Worth mentioning, too, some breath-of-fresh-air programming from Vladimir Jurowski - the second half was Schchedrin's Carmen Suite, a Carmen-goes-to-Moscow take on Bizet, clever, funny, powerful, and a fabulous orchestral showpiece, especially for the percussion. Brilliant.

Thursday, May 04, 2006

Jurowski to be principal conductor of LPO

The London Philharmonic Orchestra announced today that 34-year-old Russian conductor Vladimir Jurowski is to take over as its principal conductor as from the reopening of the Royal Festival Hall in 2007. Much jubilation ensued.

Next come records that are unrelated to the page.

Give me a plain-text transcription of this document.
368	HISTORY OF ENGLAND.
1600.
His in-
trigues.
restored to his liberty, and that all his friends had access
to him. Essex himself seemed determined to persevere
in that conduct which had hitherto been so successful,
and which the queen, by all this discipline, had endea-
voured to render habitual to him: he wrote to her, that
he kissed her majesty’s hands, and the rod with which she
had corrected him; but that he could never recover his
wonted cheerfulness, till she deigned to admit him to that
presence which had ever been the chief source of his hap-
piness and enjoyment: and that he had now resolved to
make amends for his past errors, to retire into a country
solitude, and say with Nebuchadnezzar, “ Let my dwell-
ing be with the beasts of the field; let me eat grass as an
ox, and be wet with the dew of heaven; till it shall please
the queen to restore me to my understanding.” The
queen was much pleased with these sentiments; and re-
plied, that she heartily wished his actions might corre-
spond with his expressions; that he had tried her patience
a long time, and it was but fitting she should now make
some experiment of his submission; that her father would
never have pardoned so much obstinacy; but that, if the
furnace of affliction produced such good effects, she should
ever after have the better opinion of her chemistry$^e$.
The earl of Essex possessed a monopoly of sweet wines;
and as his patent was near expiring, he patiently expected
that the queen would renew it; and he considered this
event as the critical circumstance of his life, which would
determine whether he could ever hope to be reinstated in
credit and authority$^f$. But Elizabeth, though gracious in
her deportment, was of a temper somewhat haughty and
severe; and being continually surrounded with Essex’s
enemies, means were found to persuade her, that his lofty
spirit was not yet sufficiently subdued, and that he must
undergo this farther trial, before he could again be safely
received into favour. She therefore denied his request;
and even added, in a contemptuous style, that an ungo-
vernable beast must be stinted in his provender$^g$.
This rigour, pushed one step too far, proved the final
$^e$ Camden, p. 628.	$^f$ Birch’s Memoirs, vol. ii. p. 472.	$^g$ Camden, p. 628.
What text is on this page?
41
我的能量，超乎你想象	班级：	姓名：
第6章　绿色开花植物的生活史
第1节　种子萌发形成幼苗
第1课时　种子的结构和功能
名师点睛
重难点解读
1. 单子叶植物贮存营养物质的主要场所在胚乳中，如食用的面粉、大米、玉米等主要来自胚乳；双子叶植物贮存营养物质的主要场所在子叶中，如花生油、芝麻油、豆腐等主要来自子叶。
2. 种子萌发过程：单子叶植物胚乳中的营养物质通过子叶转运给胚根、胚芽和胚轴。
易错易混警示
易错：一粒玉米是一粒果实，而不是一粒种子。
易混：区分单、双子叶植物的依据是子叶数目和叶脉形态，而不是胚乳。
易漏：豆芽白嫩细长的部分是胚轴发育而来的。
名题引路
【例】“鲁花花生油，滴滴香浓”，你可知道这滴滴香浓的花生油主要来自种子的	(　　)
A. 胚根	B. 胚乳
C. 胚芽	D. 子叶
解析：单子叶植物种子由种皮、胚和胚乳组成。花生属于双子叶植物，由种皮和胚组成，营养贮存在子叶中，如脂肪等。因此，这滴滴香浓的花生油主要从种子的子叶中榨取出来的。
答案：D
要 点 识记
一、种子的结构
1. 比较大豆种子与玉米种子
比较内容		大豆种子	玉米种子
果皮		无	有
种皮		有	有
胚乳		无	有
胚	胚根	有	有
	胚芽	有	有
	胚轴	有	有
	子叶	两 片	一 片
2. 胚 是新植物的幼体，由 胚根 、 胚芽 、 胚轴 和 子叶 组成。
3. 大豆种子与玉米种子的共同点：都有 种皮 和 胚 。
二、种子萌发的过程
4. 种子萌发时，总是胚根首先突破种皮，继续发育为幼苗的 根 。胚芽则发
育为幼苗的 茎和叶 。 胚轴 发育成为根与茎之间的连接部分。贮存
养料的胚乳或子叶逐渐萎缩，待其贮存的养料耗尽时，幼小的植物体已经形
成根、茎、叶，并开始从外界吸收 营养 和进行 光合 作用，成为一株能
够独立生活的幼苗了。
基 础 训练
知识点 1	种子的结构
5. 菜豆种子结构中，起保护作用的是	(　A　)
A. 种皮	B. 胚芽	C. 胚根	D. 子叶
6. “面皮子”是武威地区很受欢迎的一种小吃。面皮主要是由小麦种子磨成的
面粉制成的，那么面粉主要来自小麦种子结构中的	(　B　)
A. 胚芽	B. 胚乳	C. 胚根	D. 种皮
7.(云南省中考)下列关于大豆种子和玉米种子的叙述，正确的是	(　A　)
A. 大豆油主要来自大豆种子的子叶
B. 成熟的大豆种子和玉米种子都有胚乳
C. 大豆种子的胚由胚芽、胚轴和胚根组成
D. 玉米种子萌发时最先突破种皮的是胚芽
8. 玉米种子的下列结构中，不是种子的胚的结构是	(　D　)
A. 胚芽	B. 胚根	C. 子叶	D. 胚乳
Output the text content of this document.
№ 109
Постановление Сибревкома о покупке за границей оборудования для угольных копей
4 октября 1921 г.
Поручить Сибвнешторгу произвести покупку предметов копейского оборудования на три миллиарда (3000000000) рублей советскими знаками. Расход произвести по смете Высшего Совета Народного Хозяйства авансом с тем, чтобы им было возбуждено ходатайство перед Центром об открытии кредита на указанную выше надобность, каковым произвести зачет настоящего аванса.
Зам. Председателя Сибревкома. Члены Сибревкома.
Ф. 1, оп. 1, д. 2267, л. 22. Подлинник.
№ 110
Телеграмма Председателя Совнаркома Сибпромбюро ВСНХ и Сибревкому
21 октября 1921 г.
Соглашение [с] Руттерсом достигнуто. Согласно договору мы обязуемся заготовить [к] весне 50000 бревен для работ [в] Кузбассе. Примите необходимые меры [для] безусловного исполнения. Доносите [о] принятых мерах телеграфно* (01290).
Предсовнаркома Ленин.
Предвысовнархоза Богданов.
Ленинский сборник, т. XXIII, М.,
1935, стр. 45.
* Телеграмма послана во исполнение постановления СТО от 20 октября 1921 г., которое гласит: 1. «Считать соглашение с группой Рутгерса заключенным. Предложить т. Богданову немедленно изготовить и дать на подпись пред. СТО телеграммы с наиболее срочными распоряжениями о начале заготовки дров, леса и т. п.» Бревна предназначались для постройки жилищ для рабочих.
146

Seriously good news, I reckon, as Jurowski is the most exciting young conductor I've come across. There are some excellent chaps out there, but his performances have been head & shoulders above the rest. Vladi is currently the LPO's principal guest conductor and his presence on the podium transforms the atmosphere into something collaborative, young, upbeat and not only a little thrilling. More details shortly.